De Afdeling heeft de zaak ter zitting behandeld op 11 december 2020, waar [appellant sub 1A] en [appellant sub 1B], bijgestaan respectievelijk vertegenwoordigd door W. Koster, rechtsbijstandverlener te Apeldoorn, en het college, vertegenwoordigd door mr. B.J. Eising, bijgestaan door A.H. Brouwer, zijn verschenen. Voorts is ter zitting [appellant sub 2], vergezeld door [gemachtigde], gehoord.
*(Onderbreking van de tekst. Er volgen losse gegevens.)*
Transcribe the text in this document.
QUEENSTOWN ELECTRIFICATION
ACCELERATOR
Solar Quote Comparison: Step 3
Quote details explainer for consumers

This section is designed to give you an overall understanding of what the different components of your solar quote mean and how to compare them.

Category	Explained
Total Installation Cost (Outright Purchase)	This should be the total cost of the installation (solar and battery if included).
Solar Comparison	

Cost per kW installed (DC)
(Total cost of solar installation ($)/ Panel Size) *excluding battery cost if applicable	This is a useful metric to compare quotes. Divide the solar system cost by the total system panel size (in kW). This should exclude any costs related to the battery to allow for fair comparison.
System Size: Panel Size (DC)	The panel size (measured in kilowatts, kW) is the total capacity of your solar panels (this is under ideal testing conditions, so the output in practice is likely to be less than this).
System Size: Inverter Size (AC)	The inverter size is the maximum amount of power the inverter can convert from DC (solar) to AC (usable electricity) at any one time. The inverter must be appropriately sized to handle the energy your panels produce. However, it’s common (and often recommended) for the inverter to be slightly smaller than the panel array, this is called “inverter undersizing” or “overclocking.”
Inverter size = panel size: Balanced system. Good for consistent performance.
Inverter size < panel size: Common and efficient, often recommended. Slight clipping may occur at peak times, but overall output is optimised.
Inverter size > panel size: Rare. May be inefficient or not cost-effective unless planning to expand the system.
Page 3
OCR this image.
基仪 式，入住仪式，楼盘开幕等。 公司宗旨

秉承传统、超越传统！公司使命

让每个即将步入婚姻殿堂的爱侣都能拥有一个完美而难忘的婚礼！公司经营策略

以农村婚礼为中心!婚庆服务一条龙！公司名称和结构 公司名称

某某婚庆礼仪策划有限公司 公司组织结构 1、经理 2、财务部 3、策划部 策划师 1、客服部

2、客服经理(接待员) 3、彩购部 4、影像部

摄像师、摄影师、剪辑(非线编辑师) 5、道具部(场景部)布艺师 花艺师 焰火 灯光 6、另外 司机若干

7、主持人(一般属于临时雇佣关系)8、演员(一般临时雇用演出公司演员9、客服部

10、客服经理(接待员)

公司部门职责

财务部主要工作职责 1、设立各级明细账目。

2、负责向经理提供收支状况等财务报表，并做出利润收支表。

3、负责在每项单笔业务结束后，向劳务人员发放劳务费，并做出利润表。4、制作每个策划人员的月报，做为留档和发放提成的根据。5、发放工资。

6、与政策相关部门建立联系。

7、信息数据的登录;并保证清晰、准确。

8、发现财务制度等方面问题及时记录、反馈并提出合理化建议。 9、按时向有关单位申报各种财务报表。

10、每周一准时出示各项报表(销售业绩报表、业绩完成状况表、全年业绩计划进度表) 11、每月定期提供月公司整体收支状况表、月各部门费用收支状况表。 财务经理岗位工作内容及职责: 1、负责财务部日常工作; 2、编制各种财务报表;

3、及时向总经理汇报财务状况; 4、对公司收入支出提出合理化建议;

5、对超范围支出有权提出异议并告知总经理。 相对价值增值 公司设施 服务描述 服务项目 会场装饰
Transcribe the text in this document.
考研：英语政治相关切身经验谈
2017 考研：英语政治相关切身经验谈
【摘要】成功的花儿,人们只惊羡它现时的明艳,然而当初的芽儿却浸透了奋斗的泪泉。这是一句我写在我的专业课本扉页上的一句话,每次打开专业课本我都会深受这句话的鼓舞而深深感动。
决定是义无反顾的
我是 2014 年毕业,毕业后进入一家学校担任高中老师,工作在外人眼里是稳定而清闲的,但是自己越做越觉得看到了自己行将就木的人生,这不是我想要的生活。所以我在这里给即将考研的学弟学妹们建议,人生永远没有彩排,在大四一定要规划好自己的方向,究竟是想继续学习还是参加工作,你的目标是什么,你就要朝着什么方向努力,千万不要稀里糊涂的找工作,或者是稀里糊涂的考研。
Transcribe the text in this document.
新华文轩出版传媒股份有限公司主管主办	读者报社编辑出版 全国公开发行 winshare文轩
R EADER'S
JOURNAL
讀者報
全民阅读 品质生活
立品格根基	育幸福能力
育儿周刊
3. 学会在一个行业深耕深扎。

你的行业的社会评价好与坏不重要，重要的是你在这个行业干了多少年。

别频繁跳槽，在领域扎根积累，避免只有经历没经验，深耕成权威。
Na het sluiten van het onderzoek ter zitting heeft de Afdeling het onderzoek heropend om partijen in de gelegenheid te stellen om hun standpunten over de vergunningplicht kenbaar te maken. Partijen hebben een nader stuk ingediend, waarna de Afdeling het onderzoek heeft gesloten. Partijen hebben toestemming gegeven om een tweede zitting achterwege te laten.
Overwegingen
Inleiding
1. De verleende vergunning is een omgevingsvergunning voor het bouwen van een bouwwerk en het gebruiken van gronden of bouwwerken in strijd met het bestemmingsplan, als bedoeld in artikel 2.1, aanhef en onder a en c van de Wet algemene bepalingen omgevingsrecht (hierna: Wabo). De vergunning gaat over het plaatsen van een warmtepomp op het erf van het perceel [locatie 1] te Amersfoort. [appellant sub 1] woont aan de [locatie 2], naast het perceel van [appellant sub 2]. De afstand tussen zijn woning en de warmtepomp is ongeveer 17 m. Hij vreest voor geluidhinder van het in werking zijn van de warmtepomp.
Vergunningplicht
2. [appellant sub 2] betoogt in incidenteel hoger beroep dat voor de (ver)plaatsing van de waterpomp geen omgevingsvergunning nodig is. Hij wijst erop dat op 22 december 2016 een omgevingsvergunning is verleend voor de gehele nieuwbouwwoning met bijgebouw, inclusief een warmtepomp op het dak van het bijgebouw. De warmtepomp wordt nu in zijn geheel onder de carport, binnen het bouwvlak geplaatst. Bovendien heeft de pomp minder vermogen dan de waterpomp die was voorzien op het dak van het bijgebouw, aldus [appellant sub 2].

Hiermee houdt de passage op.